Due to the exponential growth in the number of connections with an increase in nodes in a classical Boltzmann Machine (BM), the Restricted Boltzmann Machine (RBM) is often preferred. The RBM simplifies the architecture by restricting connections:

  • Hidden nodes are not connected to each other

  • Visible nodes are also not connected to each other

In RBMs, connections exist only between visible and hidden nodes, which makes the network more manageable and easier to train compared to the fully connected structure of classical BMs.

The objective of Boltzmann Machines is to model a probability distribution over a set of binary variables (units) in a way that captures the complex relationships and dependencies between these variables. This is achieved through the concept of energy.

The idea behind the energy based learning lies in the energy function, defined as

$$E(v, h) = - \sum_{i} b_i v_i - \sum_{j} c_j h_j - \sum_{i,j} W_{ij} v_i h_j$$

where:

  • \(b_i\) is the bias of the i-th visible node

  • \(v_i\) is the i-th visible node

  • \(c_j\) is the bias of the j-th hidden node

  • \(h_j\) is the j-th hidden node

  • \(W_{ij}\) is the weight of the connection between visible i-th unit and j-th hidden unit

To each configuration (\(v, \space h\)) a probability is assigned according to the following function:

$$P(v, h) = \frac{e^{-E(v, h)}}{\sum_{v, h} e^{-E(v, h)}}$$

and the goal is to minimizing the difference between the distribution defined by the BM and the true data distribution, i.e. to maximize the likelihood of the training data under the model:

$$\mathcal{L} = \sum_{v} P_{\text{data}}(v) \log P_{\text{model}}(v)$$

Training

In Boltzmann Machines, error adjustment cannot be achieved using a gradient descent process like in traditional neural networks, where weights are adjusted by backpropagating the error through the network.
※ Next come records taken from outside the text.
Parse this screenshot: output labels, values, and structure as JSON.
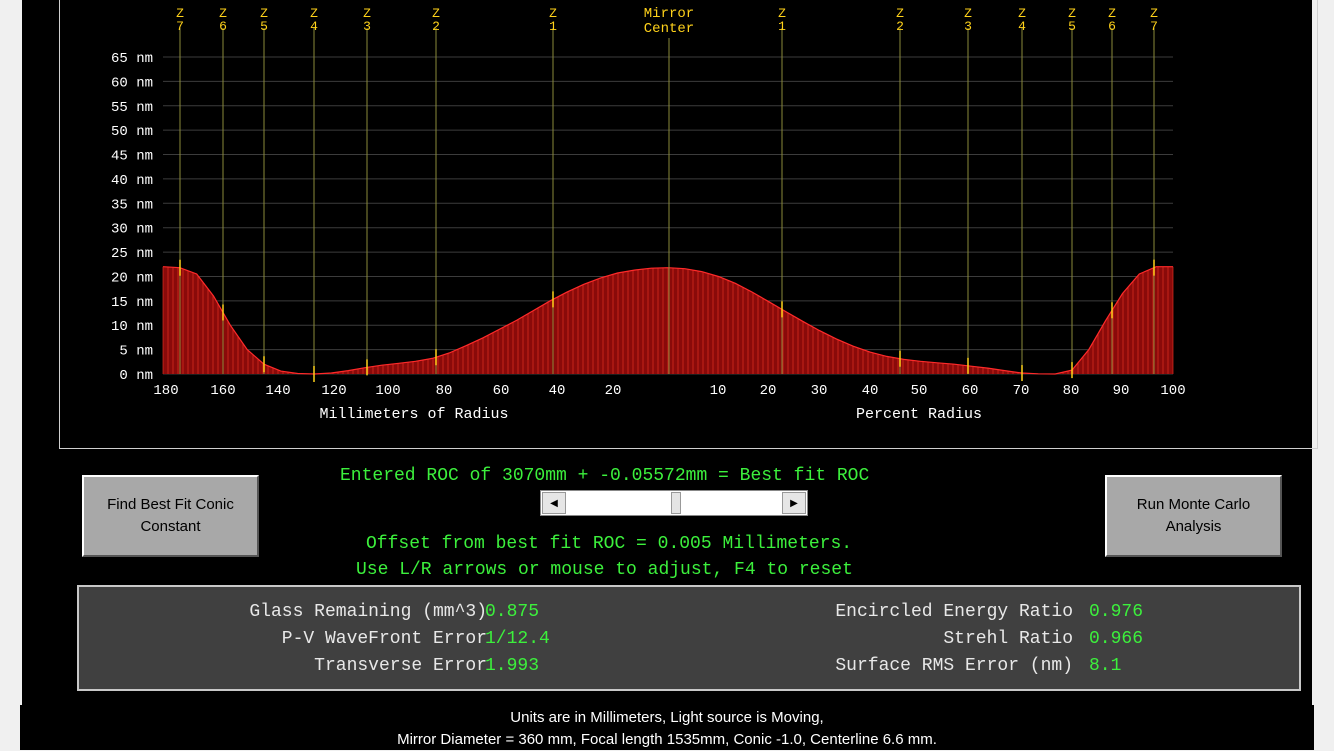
{
  "chart_data": {
    "type": "area",
    "ylabels": [
      "65 nm",
      "60 nm",
      "55 nm",
      "50 nm",
      "45 nm",
      "40 nm",
      "35 nm",
      "30 nm",
      "25 nm",
      "20 nm",
      "15 nm",
      "10 nm",
      "5 nm",
      "0 nm"
    ],
    "yvalues": [
      65,
      60,
      55,
      50,
      45,
      40,
      35,
      30,
      25,
      20,
      15,
      10,
      5,
      0
    ],
    "ylim": [
      0,
      65
    ],
    "mm_ticks": [
      "180",
      "160",
      "140",
      "120",
      "100",
      "80",
      "60",
      "40",
      "20"
    ],
    "pct_ticks": [
      "10",
      "20",
      "30",
      "40",
      "50",
      "60",
      "70",
      "80",
      "90",
      "100"
    ],
    "xlabel_left": "Millimeters of Radius",
    "xlabel_right": "Percent Radius",
    "zones_left": [
      "7",
      "6",
      "5",
      "4",
      "3",
      "2",
      "1"
    ],
    "zones_right": [
      "1",
      "2",
      "3",
      "4",
      "5",
      "6",
      "7"
    ],
    "zone_prefix": "Z",
    "center_label": [
      "Mirror",
      "Center"
    ],
    "profile": [
      22,
      21.8,
      20.5,
      16,
      10,
      5,
      2,
      0.6,
      0.1,
      0,
      0.2,
      0.7,
      1.3,
      1.8,
      2.2,
      2.6,
      3.2,
      4.3,
      5.8,
      7.4,
      9.2,
      11,
      13,
      15,
      16.8,
      18.4,
      19.7,
      20.7,
      21.3,
      21.7,
      21.8,
      21.6,
      21,
      20,
      18.6,
      16.8,
      14.8,
      12.8,
      10.8,
      8.9,
      7.2,
      5.7,
      4.5,
      3.6,
      3,
      2.6,
      2.3,
      2,
      1.6,
      1.2,
      0.7,
      0.2,
      0.05,
      0,
      0.8,
      5,
      11,
      16.5,
      20.5,
      22,
      22
    ],
    "grid": true
  },
  "colors": {
    "fill": "#8a0a0a",
    "hatch": "#e03020",
    "curve": "#ff2a2a",
    "zone": "#8a8a3a",
    "grid": "#3c3c3c",
    "marker": "#ffd21a"
  },
  "roc_text": "Entered ROC of 3070mm + -0.05572mm = Best fit ROC",
  "offset_text": "Offset from best fit ROC = 0.005 Millimeters.",
  "adjust_text": "Use L/R arrows or mouse to adjust, F4 to reset",
  "buttons": {
    "conic": [
      "Find Best Fit Conic",
      "Constant"
    ],
    "monte": [
      "Run Monte Carlo",
      "Analysis"
    ]
  },
  "scroll": {
    "left": "◀",
    "right": "▶"
  },
  "stats": {
    "glass_label": "Glass Remaining (mm^3)",
    "glass_value": "0.875",
    "pv_label": "P-V WaveFront Error",
    "pv_value": "1/12.4",
    "transverse_label": "Transverse Error",
    "transverse_value": "1.993",
    "encircled_label": "Encircled Energy Ratio",
    "encircled_value": "0.976",
    "strehl_label": "Strehl Ratio",
    "strehl_value": "0.966",
    "rms_label": "Surface RMS Error (nm)",
    "rms_value": "8.1"
  },
  "footer": {
    "line1": "Units are in Millimeters, Light source is Moving,",
    "line2": "Mirror Diameter = 360 mm, Focal length 1535mm, Conic -1.0, Centerline 6.6 mm."
  }
}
This is because BMs are undirected networks, meaning there is no distinction between input and output layers. As a result, BMs lack the concept of "backpropagation" since there is no directed flow of information to guide the adjustment of weights.

In fact, the algorithm typically used to train BMs is called Contrastive Divergence and is completely different in nature from backpropagation, since it approximates the gradient of the log-likelihood function by using a technique involving Gibbs sampling.

The algorithm is an iterative algorithm made by the following 2 steps:

  • Perform Gibbs sampling to approximate the distribution of the hidden and visible units based on their conditional probabilities

  • Compute the gradient and update the weights.

Gibbs sampling

Given a set of variables \(X=\{X_1, \dots X_n\}\) Gibbs sampling aims to sample from the joint distribution \(P(X)\) which sometimes can be challenging, Therefore Gibbs sampling uses the conditional distributions \(P(X_i|X_{/i})\) where \(X_{/i}\) denotes all the variables except \(X_{i}\).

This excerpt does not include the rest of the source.